Biographies
  BETTANY HUGHES
 

Bettany's talents are extensive. She has written and presented a wide variety of television programmes including Leviathan for BBC2, Wideworld for Channel 5, The South Bank Show for BBC1, Myth and Reality for Radio 4, Breakfast at Bettany's for L!VE TV and The Pier for Meridian. She also travels around the world for Discovery Today and CNN's Art Club.

Before her TV career Bettany studied Ancient and Modern History at Oxford University where she set up the University's first ever contemporary art society.

She's currently writing a History of Pleasure, research for which has taken her from Istanbul's pleasure gardens to the back of a circus horse!

Bettany Hughes
 
    ALAN MACFARLANE
 
Alan Macfarlane
Alan Macfarlane is Professor of Anthropological Science and Fellow of King's College, Cambridge.

He holds doctorates in history and anthropology and is the author of twelve books in these fields, including Witchcraft in Tudor and Stuart England, Reconstructing Historical Communities, A Guide to English Historical Records and Marriage and Love in England.

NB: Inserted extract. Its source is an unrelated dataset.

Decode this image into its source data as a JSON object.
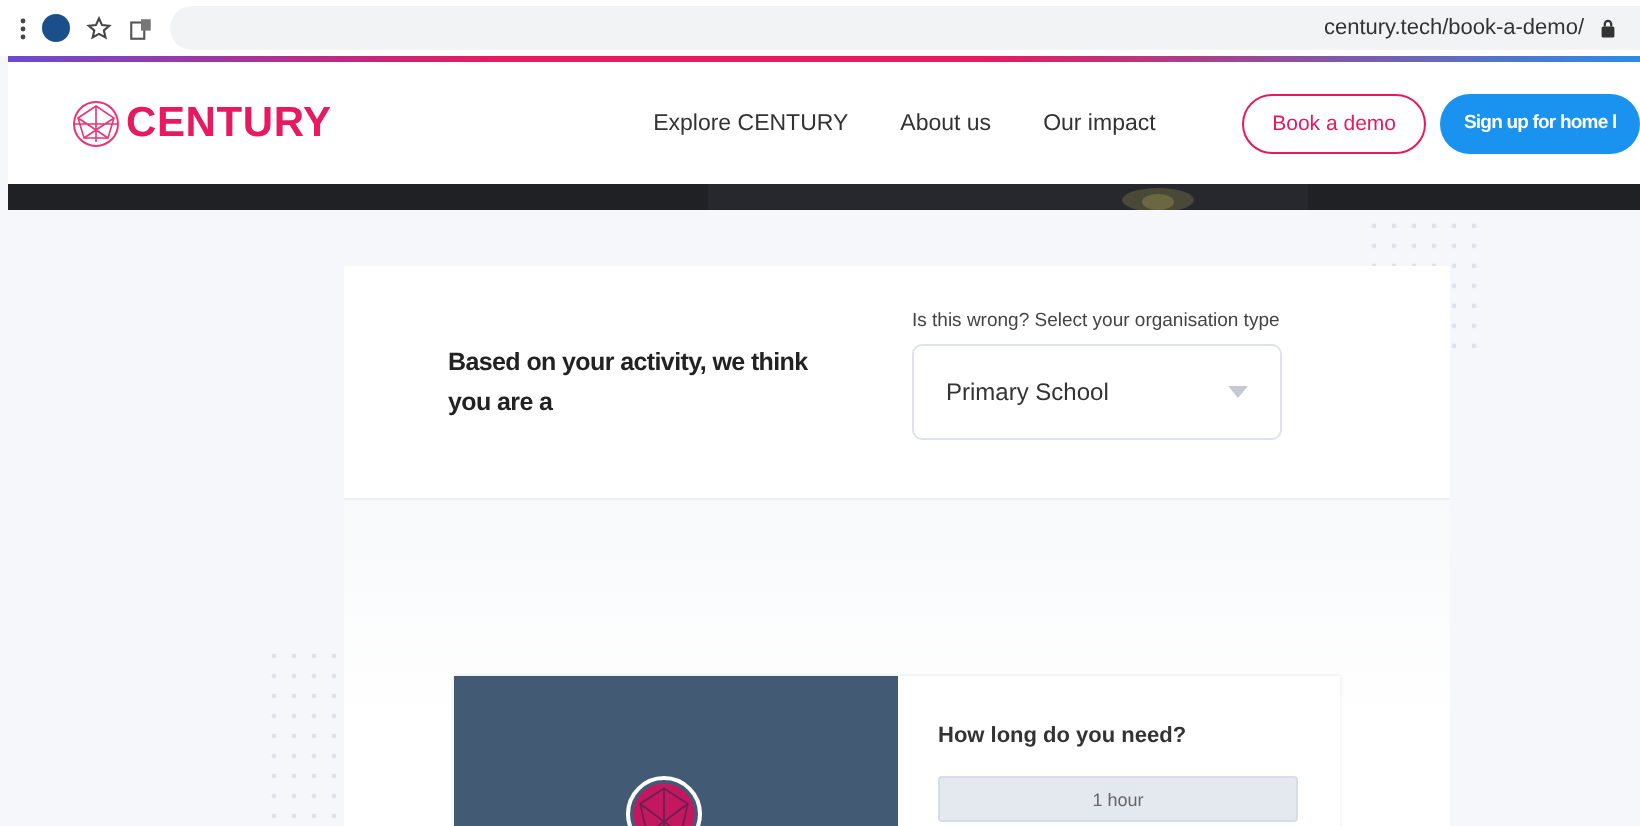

In his spare time he enjoys walking, gardening and hunting for second-hand books.
 
  ANN WILLIAMS
  Before her retirement in 1988, Ann Williams worked as a Senior Lecturer in medieval history at the Polytechnic of North London.

She is a fellow of the Society of Antiquaries of London, the Royal Historical Society and a senior research fellow at the University of East Anglia.

She has published several books including The English and the Norman Conquest and Kingship and Government in Pre-conquest England. Her latest book, Little Domesday, is due for publication in 2000.
Ann Williams
 
    DAVID ROFFE
 
David Roffe
David Roffe is a historian who has worked widely in archaeological units and more recently as a research fellow in the University of Sheffield. His research interests include the Danelaw, landscape history, church history, and insanity in the Middle Ages.

Much of his work has focused on the inquest as an instrument of government. He is co-director of the Sheffield Hundred Rolls Project, which aims to edit unpublished verdicts from various thirteenth-century inquests, but his main area of study has been Domesday Book.

He has published extensively on different aspects of the record and has edited five volumes in the Alecto County Edition of the Domesday text. His latest book, entitled Domesday: the Inquest and the Book (2000), redates Domesday Book to 1089-90 and proposes a radically new interpretation of the whole Domesday process.
 
  STEPHEN RIPPON
  Stephen Rippon is a graduate in archaeology, whose subsequent research has led him into the realm of landscape history. Key research interests include the exploitation and management of wetlands, and the origins and development of early medieval landscapes.

Stephen is currently studying the development of medieval settlement patterns characterised by isolated farmsteads in the West Midlands, North West Somerset and the Greater Exmoor region.

Stephen is also Chairman of the Council for British Archaeology (South West), editor of Archaeology in the Severn Estuary, and a committee member of the Society for Landscape Studies and Medieval Settlement Research Group. His recent publications include The Gwent Levels: the evolution of a wetland landscape (1996), and The Severn Estuary: landscape evolution and wetland reclamation (1997).
Stephen Rippon
 
 
Katharine Keats-Rohan (with Philip Shirley)

KATHARINE KEATS-ROHAN
(with PHILIP SHIRLEY)
Katharine lives in the Oxfordshire countryside with her husband. They have a large garden which she has lovingly reclaimed from a near-jungle state. She enjoys walking, swimming, watching snooker, most forms of music (except jazz) and devours detective novels and thrillers for relaxation.

For ten years Katharine has been engaged in a form of social history with a considerable genealogical content - rather like assembling a million-piece jigsaw with half the pieces missing! Ten years ago she had never used a computer but has discovered the enormous power they give her as a scholar, and now uses one or more computers every day, enabling her achieve results in detailed research that would be near impossible any other way.

Katharine's work on the Continental Origins of English Landholders (featured in the programme) will be published in spring 2000.